Integrable geometric flows of interacting curves/surfaces, multilayer spin systems and the vector nonlinear Schr\"odinger equation

TL;DR

This paper explores the integrability of multilayer spin systems and their geometric interpretations, establishing their equivalence with the vector nonlinear Schrödinger equation and presenting solution transformations.

Contribution

It introduces the multilayer M-LIII equation, links it to geometric flows and the vector NLSE, and discusses the role of magnetic fields in integrable multilayer spin systems.

Findings

Multilayer M-LIII equation is integrable and related to geometric flows.

Equivalent to the vector nonlinear Schrödinger equation.
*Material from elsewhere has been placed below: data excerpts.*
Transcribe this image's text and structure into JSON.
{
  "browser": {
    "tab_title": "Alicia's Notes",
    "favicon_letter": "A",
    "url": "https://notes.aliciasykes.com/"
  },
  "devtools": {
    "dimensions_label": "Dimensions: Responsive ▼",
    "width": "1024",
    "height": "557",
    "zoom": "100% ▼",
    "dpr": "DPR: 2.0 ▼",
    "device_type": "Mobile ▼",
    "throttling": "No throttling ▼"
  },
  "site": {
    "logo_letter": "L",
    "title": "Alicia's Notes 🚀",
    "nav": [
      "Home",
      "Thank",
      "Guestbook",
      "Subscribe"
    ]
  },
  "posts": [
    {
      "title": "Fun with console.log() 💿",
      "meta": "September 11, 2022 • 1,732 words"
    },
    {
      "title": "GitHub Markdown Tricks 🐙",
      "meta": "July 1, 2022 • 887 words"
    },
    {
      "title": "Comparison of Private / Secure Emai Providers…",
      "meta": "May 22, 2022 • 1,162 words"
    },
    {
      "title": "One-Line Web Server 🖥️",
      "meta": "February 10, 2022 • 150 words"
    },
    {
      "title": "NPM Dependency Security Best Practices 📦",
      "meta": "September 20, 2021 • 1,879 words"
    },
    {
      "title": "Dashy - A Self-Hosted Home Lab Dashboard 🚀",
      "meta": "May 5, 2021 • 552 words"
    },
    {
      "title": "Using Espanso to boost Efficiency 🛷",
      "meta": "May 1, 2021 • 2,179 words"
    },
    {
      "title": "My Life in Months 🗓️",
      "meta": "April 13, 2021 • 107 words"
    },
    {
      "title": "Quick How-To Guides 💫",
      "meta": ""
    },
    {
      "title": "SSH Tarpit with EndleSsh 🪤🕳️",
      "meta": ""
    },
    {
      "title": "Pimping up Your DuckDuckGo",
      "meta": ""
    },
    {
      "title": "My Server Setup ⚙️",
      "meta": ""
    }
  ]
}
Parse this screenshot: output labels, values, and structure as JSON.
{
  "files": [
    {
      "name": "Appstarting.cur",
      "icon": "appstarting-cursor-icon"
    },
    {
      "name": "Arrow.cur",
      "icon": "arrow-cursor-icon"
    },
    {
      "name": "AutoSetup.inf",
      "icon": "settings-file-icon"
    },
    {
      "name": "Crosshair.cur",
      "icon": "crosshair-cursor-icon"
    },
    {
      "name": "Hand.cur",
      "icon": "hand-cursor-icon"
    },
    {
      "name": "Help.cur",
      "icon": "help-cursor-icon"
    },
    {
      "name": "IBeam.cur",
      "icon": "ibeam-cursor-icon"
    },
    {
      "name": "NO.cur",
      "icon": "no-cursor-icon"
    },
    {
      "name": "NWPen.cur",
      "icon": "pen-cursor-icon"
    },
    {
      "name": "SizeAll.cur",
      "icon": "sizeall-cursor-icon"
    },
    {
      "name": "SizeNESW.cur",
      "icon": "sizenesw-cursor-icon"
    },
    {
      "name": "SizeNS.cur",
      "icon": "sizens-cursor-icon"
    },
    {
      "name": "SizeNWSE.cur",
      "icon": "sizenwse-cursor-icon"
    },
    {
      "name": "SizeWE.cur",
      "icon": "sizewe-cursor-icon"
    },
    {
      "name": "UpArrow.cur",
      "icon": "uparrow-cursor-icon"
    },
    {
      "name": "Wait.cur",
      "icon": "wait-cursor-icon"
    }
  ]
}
Transformations connect solutions of the spin system and the M-LIII equation.

Abstract

In this paper, we study integrable multilayer spin systems, namely, the multilayer M-LIII equation. We investigate their relation with the geometric flows of interacting curves and surfaces in some space $R^{n}$. Then we present their the Lakshmanan equivalent counterparts. We show that these equivalent counterparts are, in fact, the vector nonlinear Schr\"odinger equation (NLSE). It is well-known that the vector NLSE is equivalent to the $\Gamma$-spin system. Also, we have presented the transformations which give the relation between solutions of the $\Gamma$-spin system and the multilayer M-LIII equation. It is interesting to note that the integrable multilayer M-LIII equation contains constant magnetic field ${\bf H}$. It seems that this constant magnetic vector plays an important role in theory of "integrable multilayer spin system" and in nonlinear dynamics of magnetic systems. Finally, we present some classes of integrable models of interacting vortices.